3 thoughts on “Nick Rowe on Monetary Theory

  1. But why not? Think about the difficulty of entrepreneurs to go into the very areas (services) which society seeks to expand in the present – particularly healthcare. The same difficulty which exists for would be entrepreneurs, also exists for anyone who would seek to barter for healthcare because of the artificial limitations on entry. More than anything else, it is the artificial limitations on knowledge use that has become the problem, because people were expected to rely on knowledge use – not land – for the wealth representation of the present. When they are not able to do so, asset formation in turn becomes restricted, which is represented by the monetary tightness which exists around the world. Only when the restrictions are limited on knowledge use, can society grow, and central bankers will see the opportunity. In the meantime they are content to hide the truth from the public – that monetary policy is closely linked to the aggregate potential of our time use.

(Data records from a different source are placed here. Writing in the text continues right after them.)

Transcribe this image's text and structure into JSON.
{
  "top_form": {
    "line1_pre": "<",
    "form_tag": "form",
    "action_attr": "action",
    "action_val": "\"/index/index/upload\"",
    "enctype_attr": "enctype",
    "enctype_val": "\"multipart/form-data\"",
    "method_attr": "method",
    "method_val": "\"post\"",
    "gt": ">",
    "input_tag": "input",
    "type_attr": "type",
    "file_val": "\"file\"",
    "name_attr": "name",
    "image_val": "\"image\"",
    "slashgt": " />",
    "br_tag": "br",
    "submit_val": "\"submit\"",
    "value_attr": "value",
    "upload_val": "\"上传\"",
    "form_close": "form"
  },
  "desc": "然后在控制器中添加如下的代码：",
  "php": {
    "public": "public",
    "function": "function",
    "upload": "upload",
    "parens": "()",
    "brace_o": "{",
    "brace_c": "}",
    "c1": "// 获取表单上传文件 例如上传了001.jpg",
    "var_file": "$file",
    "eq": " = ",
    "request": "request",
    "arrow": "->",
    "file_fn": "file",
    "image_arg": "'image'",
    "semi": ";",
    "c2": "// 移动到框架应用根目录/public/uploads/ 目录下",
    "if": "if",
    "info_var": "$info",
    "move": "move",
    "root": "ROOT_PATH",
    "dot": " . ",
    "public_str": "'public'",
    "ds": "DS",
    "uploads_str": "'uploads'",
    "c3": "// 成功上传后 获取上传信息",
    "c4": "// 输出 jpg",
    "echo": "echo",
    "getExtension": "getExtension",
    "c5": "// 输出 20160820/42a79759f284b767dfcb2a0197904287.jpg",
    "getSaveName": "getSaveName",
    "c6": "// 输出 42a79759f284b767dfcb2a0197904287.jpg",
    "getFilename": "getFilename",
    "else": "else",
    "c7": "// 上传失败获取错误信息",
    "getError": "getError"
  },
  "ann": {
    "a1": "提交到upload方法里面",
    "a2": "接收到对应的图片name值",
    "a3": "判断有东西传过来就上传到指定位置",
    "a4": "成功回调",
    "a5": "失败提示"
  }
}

  2. You write: “I don’t think that the last six years represents an example of the latter.”

    Not an example of “many coordination failures that monetary policy cannot cure”? I think I’m missing something because I thought your PSST view would have the last six years showing coordination failure that monetary policy cannot cure as entrepreneurs search for PSST.

  3. The key difference between money and some other very tradeable entity is “memory” and above all credit. That is, when I borrow money to buy something new, I am promising the lender “it will go well and I’ll pay you back later”, and yes that intermediates between me and the seller, but at the level of the whole economy the effect is the same.

    Thus recessions seem to me to be about a pull back in the effective use of credit. Whether that’s because a large volume of people get scared and stop borrowing, or because a large volume of people get scared and stop lending, the net effect is that “new spending power based on confidence in the future” falls or collapses.

    Most of the effects that Rowe speaks of seem to me to be results of that collapse.

    As for PSST – any kind of activity with a non-0 length return term requires some level of confidence looking forward. Patterns will be very heavily influenced by two very old ideas – fear and greed. People often disparage greed, but enlightened greed can be a force for good. It seems to me fear almost never is.